La giornata di ieri è stata molto turbolenta per Repubblica e l’intero gruppo GEDI: oltre al passaggio di Molinari a Repubblica, è stato infatti registrato quello di Massimo Giannini alla guida de La Stampa e quello di Mattia Feltri all’HuffPost. Una vera e propria riorganizzazione, arrivata a pochi mesi dall’assunzione del controllo di GEDI da parte di Exor (la holding della famiglia Agnelli che ha comprato il gruppo il 2 dicembre 2019 mettendo fine all’era della famiglia De Benedetti), che ha provocato lo sciopero dei giornalisti di Repubblica.

repubblica sito non aggiornato perché
Come si presenta l’apertura della homepage di Repubblica stamattina

Repubblica, perché il sito non è aggiornato: il comunicato del Cdr

Questo il comunicato del Comitato di redazione di Repubblica, che spiega il motivo per cui il sito oggi non è aggiornato e il giornale non è arrivato in edicola:

Cari lettori, Repubblica non sarà in edicola venerdì 24 aprile, giorno in cui anche il sito internet sarà fermo, a seguito dello sciopero deciso a larghissima maggioranza dai suoi giornalisti dopo la decisione del Cda del Gruppo Gedi di sostituire il direttore Carlo Verdelli come primo atto della nuova compagine proprietaria nel giorno del suo insediamento. L’iniziativa dei giornalisti di Repubblica non vuol essere un atto ostile nei confronti del nuovo direttore Maurizio Molinari, al quale sin da ora la redazione offre la propria collaborazione con lo stesso impegno, la dedizione e lo spirito di sacrificio che hanno accompagnato tutte le precedenti direzioni di questo giornale.

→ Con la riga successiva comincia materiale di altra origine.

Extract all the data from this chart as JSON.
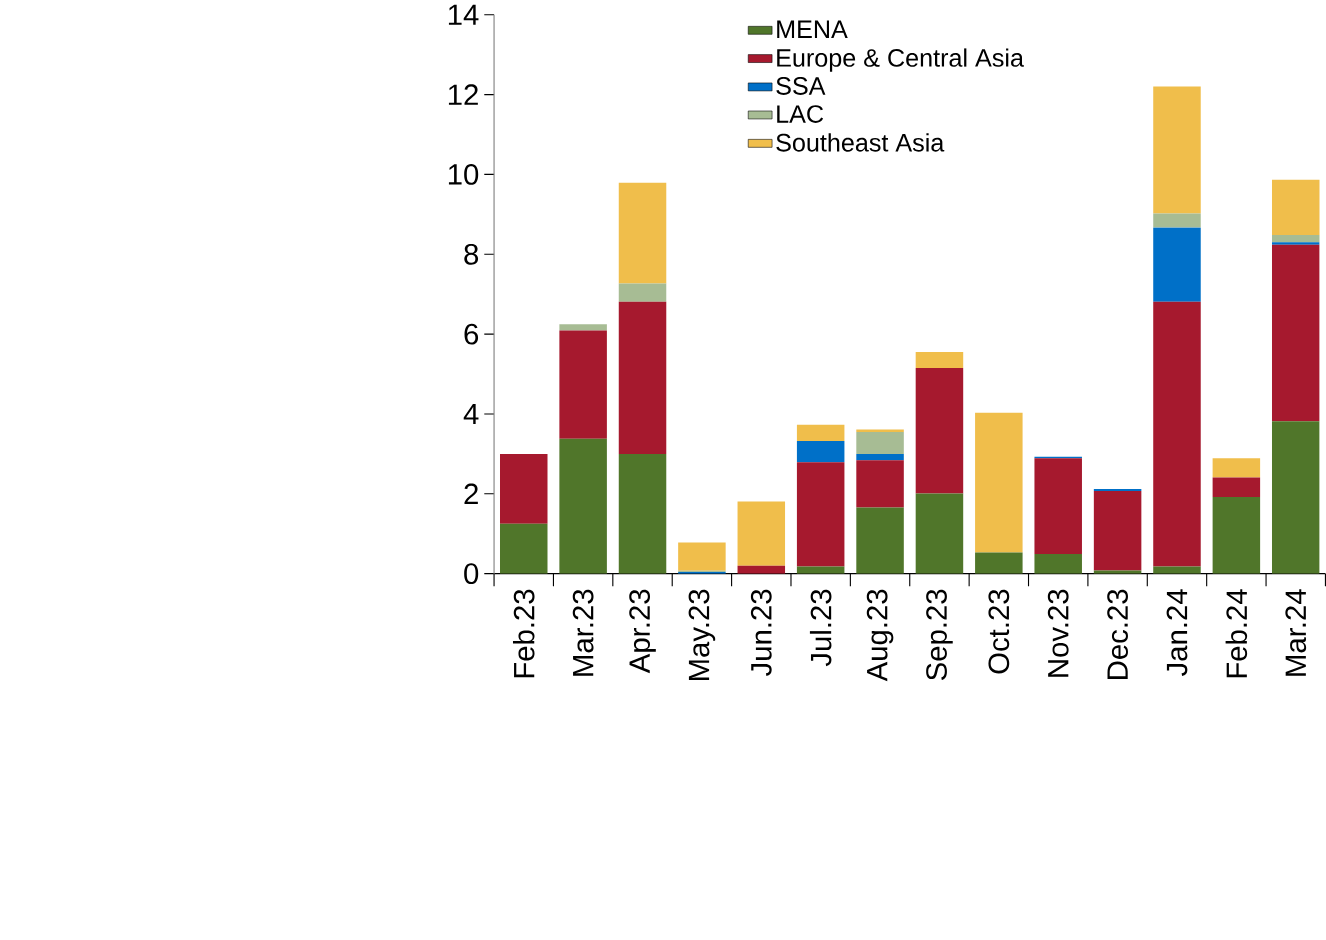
{
  "chart_data": {
    "type": "bar",
    "stacked": true,
    "categories": [
      "Feb.23",
      "Mar.23",
      "Apr.23",
      "May.23",
      "Jun.23",
      "Jul.23",
      "Aug.23",
      "Sep.23",
      "Oct.23",
      "Nov.23",
      "Dec.23",
      "Jan.24",
      "Feb.24",
      "Mar.24"
    ],
    "series": [
      {
        "name": "MENA",
        "color": "#50762a",
        "values": [
          1.25,
          3.38,
          3.0,
          0,
          0,
          0.18,
          1.66,
          2.01,
          0.53,
          0.49,
          0.08,
          0.18,
          1.92,
          3.82
        ]
      },
      {
        "name": "Europe & Central Asia",
        "color": "#a6192e",
        "values": [
          1.75,
          2.71,
          3.81,
          0,
          0.2,
          2.61,
          1.18,
          3.14,
          0,
          2.4,
          1.99,
          6.63,
          0.49,
          4.42
        ]
      },
      {
        "name": "SSA",
        "color": "#0070c8",
        "values": [
          0,
          0,
          0,
          0.04,
          0,
          0.53,
          0.16,
          0,
          0,
          0.04,
          0.05,
          1.86,
          0,
          0.06
        ]
      },
      {
        "name": "LAC",
        "color": "#a7bc94",
        "values": [
          0,
          0.16,
          0.46,
          0.03,
          0,
          0,
          0.55,
          0,
          0,
          0,
          0,
          0.35,
          0,
          0.18
        ]
      },
      {
        "name": "Southeast Asia",
        "color": "#f0be4b",
        "values": [
          0,
          0,
          2.52,
          0.71,
          1.61,
          0.41,
          0.06,
          0.4,
          3.5,
          0,
          0,
          3.18,
          0.48,
          1.39
        ]
      }
    ],
    "ylim": [
      0,
      14
    ],
    "yticks": [
      0,
      2,
      4,
      6,
      8,
      10,
      12,
      14
    ],
    "legend": "top"
  }
}
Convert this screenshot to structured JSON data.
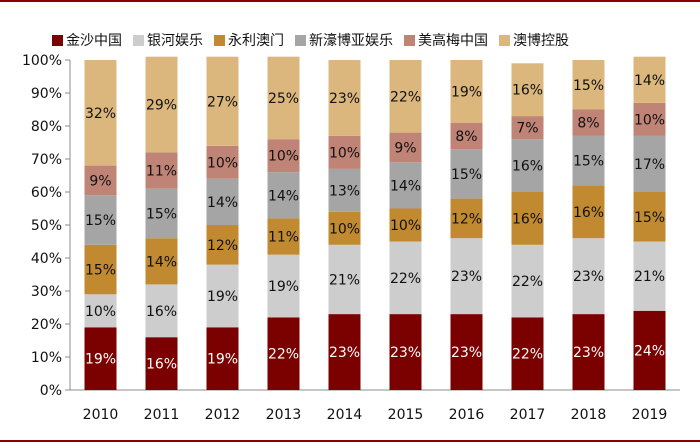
{
  "chart_data": {
    "type": "bar",
    "stacked": true,
    "categories": [
      "2010",
      "2011",
      "2012",
      "2013",
      "2014",
      "2015",
      "2016",
      "2017",
      "2018",
      "2019"
    ],
    "series": [
      {
        "name": "金沙中国",
        "color": "#7b0000",
        "label_color": "#ffffff",
        "values": [
          19,
          16,
          19,
          22,
          23,
          23,
          23,
          22,
          23,
          24
        ]
      },
      {
        "name": "银河娱乐",
        "color": "#cdcdcd",
        "label_color": "#111111",
        "values": [
          10,
          16,
          19,
          19,
          21,
          22,
          23,
          22,
          23,
          21
        ]
      },
      {
        "name": "永利澳门",
        "color": "#c28a30",
        "label_color": "#111111",
        "values": [
          15,
          14,
          12,
          11,
          10,
          10,
          12,
          16,
          16,
          15
        ]
      },
      {
        "name": "新濠博亚娱乐",
        "color": "#a5a5a5",
        "label_color": "#111111",
        "values": [
          15,
          15,
          14,
          14,
          13,
          14,
          15,
          16,
          15,
          17
        ]
      },
      {
        "name": "美高梅中国",
        "color": "#c08477",
        "label_color": "#111111",
        "values": [
          9,
          11,
          10,
          10,
          10,
          9,
          8,
          7,
          8,
          10
        ]
      },
      {
        "name": "澳博控股",
        "color": "#dcb77d",
        "label_color": "#111111",
        "values": [
          32,
          29,
          27,
          25,
          23,
          22,
          19,
          16,
          15,
          14
        ]
      }
    ],
    "ylim": [
      0,
      100
    ],
    "yticks": [
      "0%",
      "10%",
      "20%",
      "30%",
      "40%",
      "50%",
      "60%",
      "70%",
      "80%",
      "90%",
      "100%"
    ],
    "legend_position": "top",
    "grid": false
  }
}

Ciò nonostante, la Redazione non può non rilevare come la scelta dell’editore cada in un momento mai visto prima per il Paese e per tutto il pianeta, aggrediti da una pandemia che sta seminando dolore e morte e sta chiamando tutti noi a uno sforzo straordinario. E proprio nel giorno indicato come data della morte del direttore Verdelli dagli anonimi che ormai da mesi lo minacciano, tanto da spingere il Viminale ad assegnargli una scorta. Una tempistica quanto meno imbarazzante. La Redazione di Repubblica, consapevole delle difficoltà che sta attraversando – e non da ora – il settore dell’editoria, continuerà a fare la sua parte, ma chiede al nuovo editore di rispettare i sacrifici che i giornalisti sopportano ormai da anni e di predisporre un piano industriale che preveda investimenti e non ulteriori tagli. Men che meno agli organici.  

Repubblica non è e non è mai stato un giornale come tutti gli altri. Ha sempre avuto una identità forte espressa in una linea chiara. “E’ un giornale d’informazione il quale anziché ostentare una illusoria neutralità politica, dichiara esplicitamente di aver fatto una scelta di campo”. Sono le parole usate dal fondatore Eugenio Scalfari nel suo primo editoriale del 1976. Parole che valevano allora. E valgono a maggior ragione oggi.